As Daniel said, the transaction and the capital increase were successful. As a result, the next leverage table we presented in Q2 numbers will significantly different to how it looks like today. And there's one last slide I would like to share with you. This is a pro form a debt structure. What you can see is that from the €475,000,000 proceeds of the right issue, we used €360,000,000 to repay the 2 smaller term loans and onethree of the bigger term loan.
So from mid of May onwards, we have a gross debt of €1,100,000,000 with a long term maturity, €650,000,000 of the bond are running until May 2025 and the remaining €462,000,000 of the term loan B until October 2024, which is quite positive to the company. And this, indicatively brings us to a net debt below 4x compared in relation to EBITDA normalized. With that, I would like to hand over to Daniel again.

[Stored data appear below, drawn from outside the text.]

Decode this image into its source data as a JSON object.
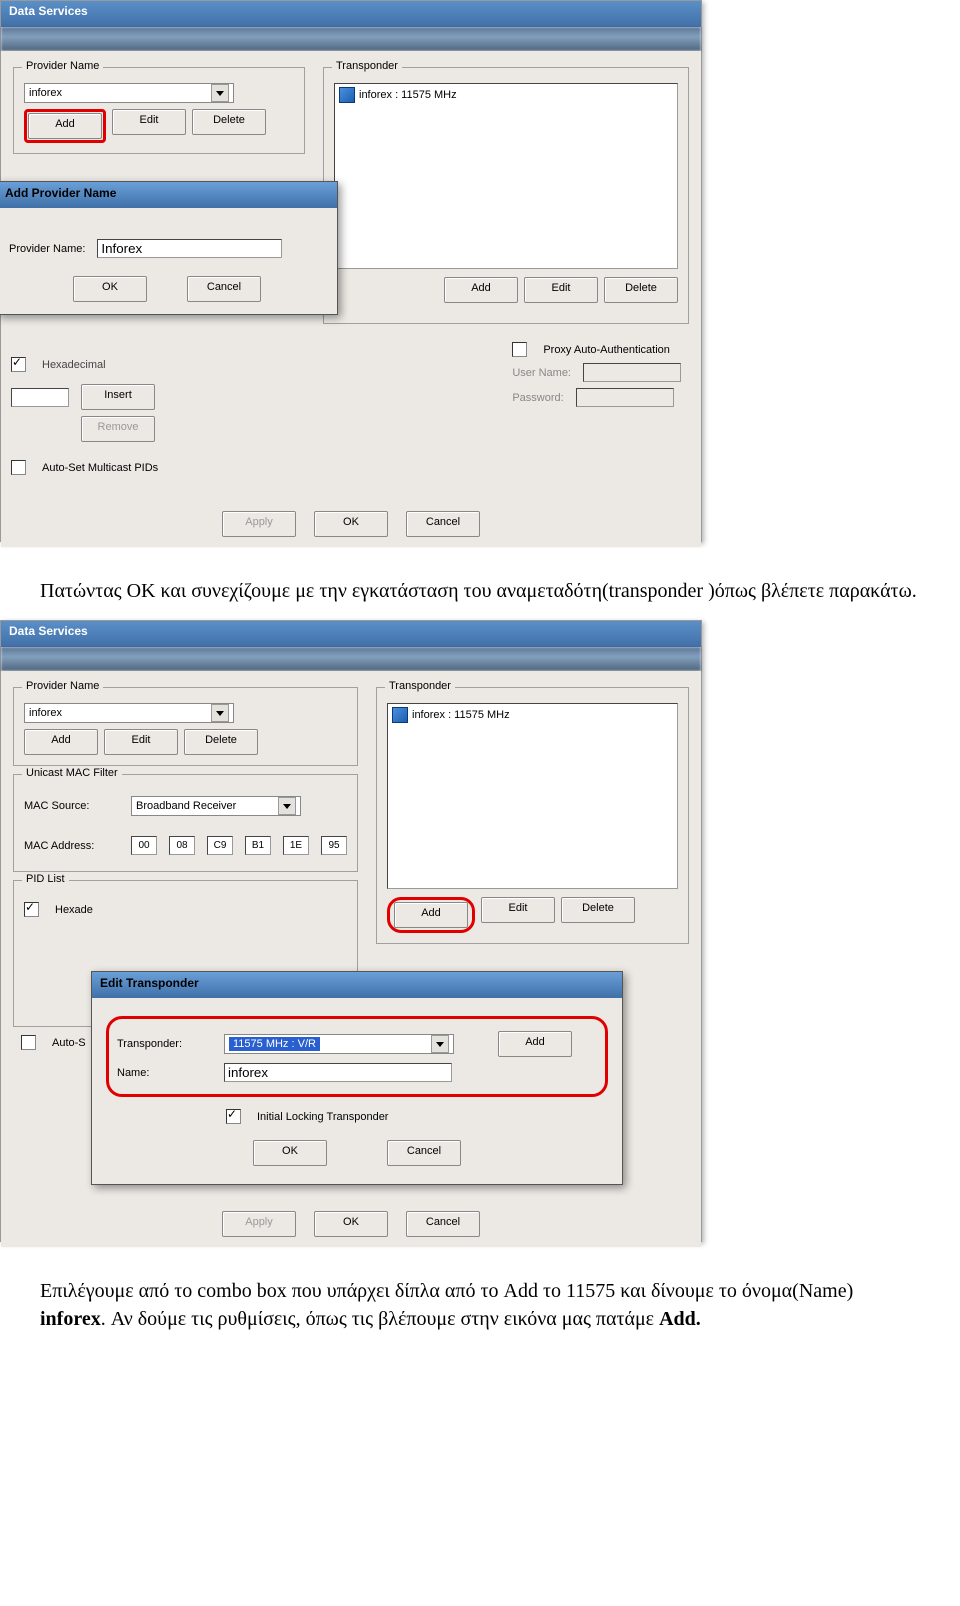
{
  "screenshot1": {
    "windowTitle": "Data Services",
    "providerGroup": "Provider Name",
    "transponderGroup": "Transponder",
    "providerValue": "inforex",
    "transponderItem": "inforex : 11575 MHz",
    "btn_add": "Add",
    "btn_edit": "Edit",
    "btn_delete": "Delete",
    "dialog": {
      "title": "Add Provider Name",
      "label": "Provider Name:",
      "value": "Inforex",
      "ok": "OK",
      "cancel": "Cancel"
    },
    "hexadecimal": "Hexadecimal",
    "insert": "Insert",
    "remove": "Remove",
    "autoSet": "Auto-Set Multicast PIDs",
    "proxyAuth": "Proxy Auto-Authentication",
    "userName": "User Name:",
    "password": "Password:",
    "apply": "Apply",
    "ok": "OK",
    "cancel": "Cancel"
  },
  "para1": {
    "text1": "Πατώντας ΟΚ και συνεχίζουμε με την εγκατάσταση του αναμεταδότη(transponder )όπως βλέπετε παρακάτω."
  },
  "screenshot2": {
    "windowTitle": "Data Services",
    "providerGroup": "Provider Name",
    "transponderGroup": "Transponder",
    "providerValue": "inforex",
    "transponderItem": "inforex : 11575 MHz",
    "btn_add": "Add",
    "btn_edit": "Edit",
    "btn_delete": "Delete",
    "unicastGroup": "Unicast MAC Filter",
    "macSourceLabel": "MAC Source:",
    "macSourceValue": "Broadband Receiver",
    "macAddressLabel": "MAC Address:",
    "mac": [
      "00",
      "08",
      "C9",
      "B1",
      "1E",
      "95"
    ],
    "pidListGroup": "PID List",
    "hexLabel": "Hexade",
    "autoS": "Auto-S",
    "dialog": {
      "title": "Edit Transponder",
      "transponderLabel": "Transponder:",
      "transponderValue": "11575 MHz  :  V/R",
      "nameLabel": "Name:",
      "nameValue": "inforex",
      "addBtn": "Add",
      "initialLocking": "Initial Locking Transponder",
      "ok": "OK",
      "cancel": "Cancel"
    },
    "apply": "Apply",
    "ok": "OK",
    "cancel": "Cancel"
  },
  "para2": {
    "pre": "Επιλέγουμε από το combo box που υπάρχει δίπλα από το Add το  11575 και δίνουμε το όνομα(Name) ",
    "bold1": "inforex",
    "mid": ". Αν δούμε τις ρυθμίσεις, όπως τις βλέπουμε στην εικόνα μας πατάμε ",
    "bold2": "Add."
  }
}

Thank you, Althe. So on Page 20, we have presented the going concern full year 2021 guidance on revenue, reported EBITDA and CapEx. The important comment here is in the box at the bottom that this current guidance, both for the full year 2021 and mid term guidance is to be updated in the second half of the year. The trigger for that will be once we have had the opportunity with the now to be elected Supervisory Board to sit down and to agree what we're going to do for the remainder of 2021 and for the years to come. That will trigger then an update of the guidance, which will occur in the second half of this year.
And the last slide of our presentation actually is all grayed out, and that means we're done with the transaction. These are the milestones, and we have completed, I think, 3 of them since we last spoke for full year 2020. So the transaction is closed. The equity rate has been executed, and we have already used €360,000,000 of that, as explained by AK, to deleverage. And we are now going to return, as I said, with the new incoming Supervisory Board to plan what we're now going to do with the proceeds other than what we have used for deleveraging.
That concludes our presentation. Thank you, and I'll now hand back to the operator for Q and A.
Thank you. We will now begin our question and answer We have no questions for the moment. So I hand back to Mr. Baier.
Okay. Thank you very much, operator. Yes, if there
are any follow-up questions arising throughout the day, don't hesitate. Please reach out to me directly and maybe for some closing remarks. Over to you, Daniel.
Thank you, Leo. Yes, ladies and gentlemen, thank you very much for joining our call this morning. I hope it was useful and what you expected. Thank you very much, and we look forward to speaking again when we report Q2. Have a good day, and stay healthy.
Ladies and gentlemen, thank you for your attendance. This call has been concluded. You may disconnect.